Anak Kita Banyak Bertanya Bukan karena Cerewet
(seni menjawab Pertanyaan anak)
Soleh Amini
Yahman
Anak adalah merupakan sosok dengan rasa ingin tahu yang
sangat tinggi, sehingga ratusan pertanyaan dapat saja mereka lontarkan dalam
interaksi yang hanya sekitar beberapa menit atau sekian jam saja besamanya.
Akan tetapi lontaran pertanyaan mereka pun naif isinya, bahkan kadang kacau logikanya, cenderung memalukan dan bertentangan
dengan kaidah-kaidah normatif bagi orang dewasa, sehingga tidak jarang
menyebabkan timbulnya kejengkelan dan tercabutnya rasa nyaman. Lontaran-lontaran pertanyaan tersebut
sebenarnya merupakan bentuk dari kanalisasi
atas dorongan rasa ingin tahu (curiousity
felling) yang bergejolak, sehingga bila gejolak tersebut tidak tersalurkan
akan menghambat ekpresi emosi anak sehingga anak menjadi apatis dan skeptis
terhadap lingkungan di sekitarnya.
Kata kunci
Pendahuluan
Salah
satu karakteristik yang menojol pada perilaku anak adalah perilakunya yang
naif. Naif yang dimaksud dalam kontek ini adalah polos dan tanpa tedeng aling-aling, sehingga kadang-kadang orang
tua dibikin kikuk, malu bahkan merasa dipermalukan oleh perilaku anak-anaknya
didepan orang banyak. Kenaifan ini tidak lepas dari kondisi psikososial anak
yang relatif masih sangat muda sehingga “isian’ nya pun masih sangat empty alias belum penuh. Dalam kondisi
seperti ini, bila dilihat dari sudut pandang orang dewasa, anak-anak sepertinya
tidak punya norma, tata susila maupun sopan santun. Sehingga sebagian orang tua
sering merasa sewot dan tidak nyaman atau bahkan marah menghadapi situasi
‘memalukan’ yang ditimbulkan oleh perilaku putra-putrinya. Padahal bila kita (orang dewasa) mau melihat
perilaku anak dari perspektif seorang anak maka penilaian seperti itu adalah
tidak benar. Anak adalah pribadi yang apa adanya, belum mengenal konsep sosial
seperti basa-basi, berbohong dan perilaku-perilaku manipulatif lainnya. Dalam
perspektif seorang anak “aku adalah aku”
tidak ada kamu atau orang lain, yang ada adalah aku.
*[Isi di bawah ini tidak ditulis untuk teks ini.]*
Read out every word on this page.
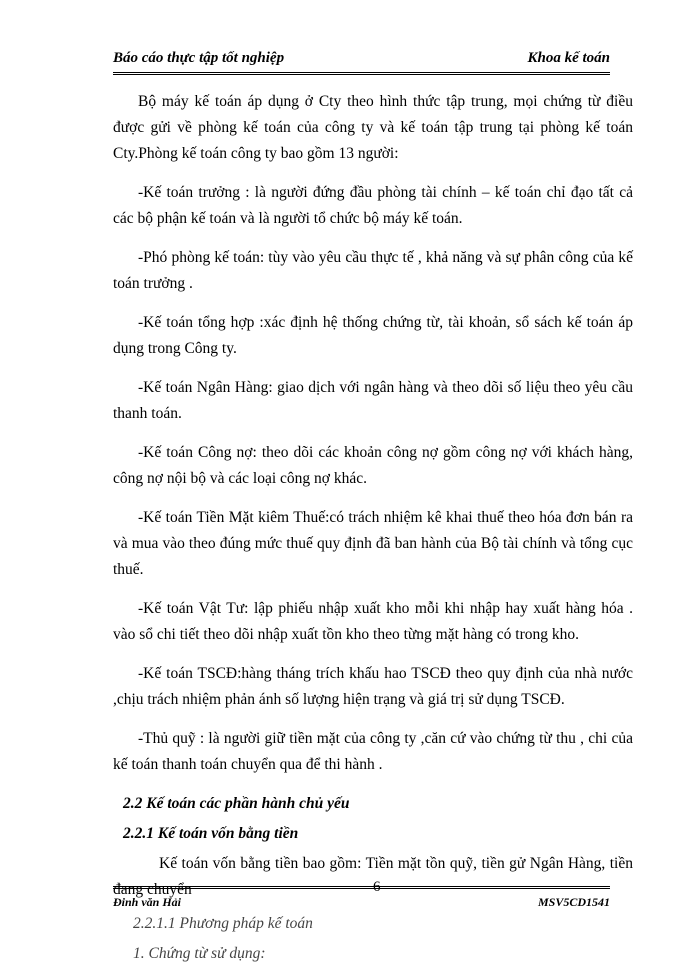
Báo cáo thực tập tốt nghiệp	Khoa kế toán

Bộ máy kế toán áp dụng ở Cty theo hình thức tập trung, mọi chứng từ điều được gửi về phòng kế toán của công ty và kế toán tập trung tại phòng kế toán Cty.Phòng kế toán công ty bao gồm 13 người:

-Kế toán trưởng : là người đứng đầu phòng tài chính – kế toán chỉ đạo tất cả các bộ phận kế toán và là người tổ chức bộ máy kế toán.

-Phó phòng kế toán: tùy vào yêu cầu thực tế , khả năng và sự phân công của kế toán trưởng .

-Kế toán tổng hợp :xác định hệ thống chứng từ, tài khoản, sổ sách kế toán áp dụng trong Công ty.

-Kế toán Ngân Hàng: giao dịch với ngân hàng và theo dõi số liệu theo yêu cầu thanh toán.

-Kế toán Công nợ: theo dõi các khoản công nợ gồm công nợ với khách hàng, công nợ nội bộ và các loại công nợ khác.

-Kế toán Tiền Mặt kiêm Thuế:có trách nhiệm kê khai thuế theo hóa đơn bán ra và mua vào theo đúng mức thuế quy định đã ban hành của Bộ tài chính và tổng cục thuế.

-Kế toán Vật Tư: lập phiếu nhập xuất kho mỗi khi nhập hay xuất hàng hóa . vào sổ chi tiết theo dõi nhập xuất tồn kho theo từng mặt hàng có trong kho.

-Kế toán TSCĐ:hàng tháng trích khấu hao TSCĐ theo quy định của nhà nước ,chịu trách nhiệm phản ánh số lượng hiện trạng và giá trị sử dụng TSCĐ.

-Thủ quỹ : là người giữ tiền mặt của công ty ,căn cứ vào chứng từ thu , chi của kế toán thanh toán chuyển qua để thi hành .

2.2 Kế toán các phần hành chủ yếu

2.2.1 Kế toán vốn bằng tiền

Kế toán vốn bằng tiền bao gồm: Tiền mặt tồn quỹ, tiền gử Ngân Hàng, tiền đang chuyển

2.2.1.1 Phương pháp kế toán

1. Chứng từ sử dụng:

Đinh văn Hải
6
MSV5CD1541
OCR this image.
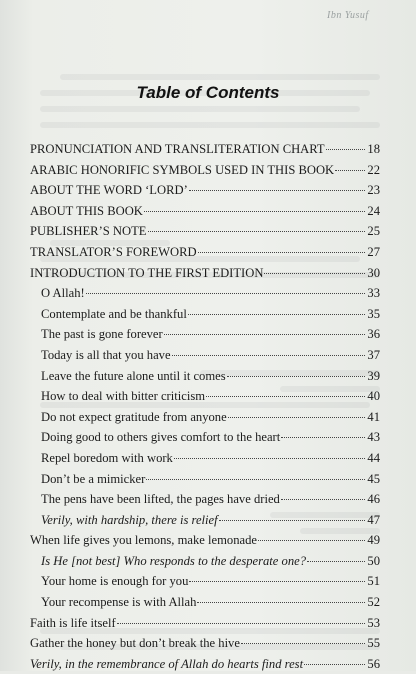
Ibn Yusuf
Table of Contents
PRONUNCIATION AND TRANSLITERATION CHART	18
ARABIC HONORIFIC SYMBOLS USED IN THIS BOOK	22
ABOUT THE WORD ‘LORD’	23
ABOUT THIS BOOK	24
PUBLISHER’S NOTE	25
TRANSLATOR’S FOREWORD	27
INTRODUCTION TO THE FIRST EDITION	30
O Allah!	33
Contemplate and be thankful	35
The past is gone forever	36
Today is all that you have	37
Leave the future alone until it comes	39
How to deal with bitter criticism	40
Do not expect gratitude from anyone	41
Doing good to others gives comfort to the heart	43
Repel boredom with work	44
Don’t be a mimicker	45
The pens have been lifted, the pages have dried	46
Verily, with hardship, there is relief	47
When life gives you lemons, make lemonade	49
Is He [not best] Who responds to the desperate one?	50
Your home is enough for you	51
Your recompense is with Allah	52
Faith is life itself	53
Gather the honey but don’t break the hive	55
Verily, in the remembrance of Allah do hearts find rest	56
Konsep seperti inilah yang
dikenal sebagai konsep perilaku egosentrisme
naif, bukan egoisme
Dalam kaitannya dengan judul naskah ini,
sosok seorang anak adalah merupakan sosok dengan rasa ingin tahu yang sangat
tinggi, sehingga ratusan pertanyaan dapat saja mereka lontarkan dalam interaksi
yang hanya sekitar beberapa menit atau sekian jam saja besamanya. Akan tetapi
lontaran pertanyaan mereka pun naif isinya, bahkan kadang kacau logikanya, cenderung memalukan dan bertentangan dengan
kaidah-kaidah normatif bagi orang dewasa, sehingga tidak jarang menyebabkan
timbulnya kejengkelan dan tercabutnya rasa nyaman.
Lontaran-lontaran
pertanyaan tersebut sebenarnya merupakan bentuk dari kanalisasi atas dorongan rasa ingin tahu (curiousity felling) yang bergejolak, sehingga bila gejolak tersebut
tidak tersalurkan akan menghambat ekpresi emosi anak sehingga anak menjadi
apatis dan skeptis terhadap lingkungan di sekitarnya. Terhambatnya ekperesi
emosi pada kehidupan afektif inilah yang sebenarnya yang menjadi biang keladi
munculnya perilaku destruktif dan meberontak pada anak-anak (yang sering kita sebut nakal, mbandel
atau ndableg dsb). Oleh karena itu senaif apapun pertanyaan anak , pertanyaan
yang dilontarkan anak-anak harus kita jawab !! Sebab rasa puas yang diperoleh
dari respon positif kita terhadap
pertanyaan-pertanyaan anak, akan
merangsang anak untuk mengapresiasi dan mentoleransi kehidupan lain di luar dirinya.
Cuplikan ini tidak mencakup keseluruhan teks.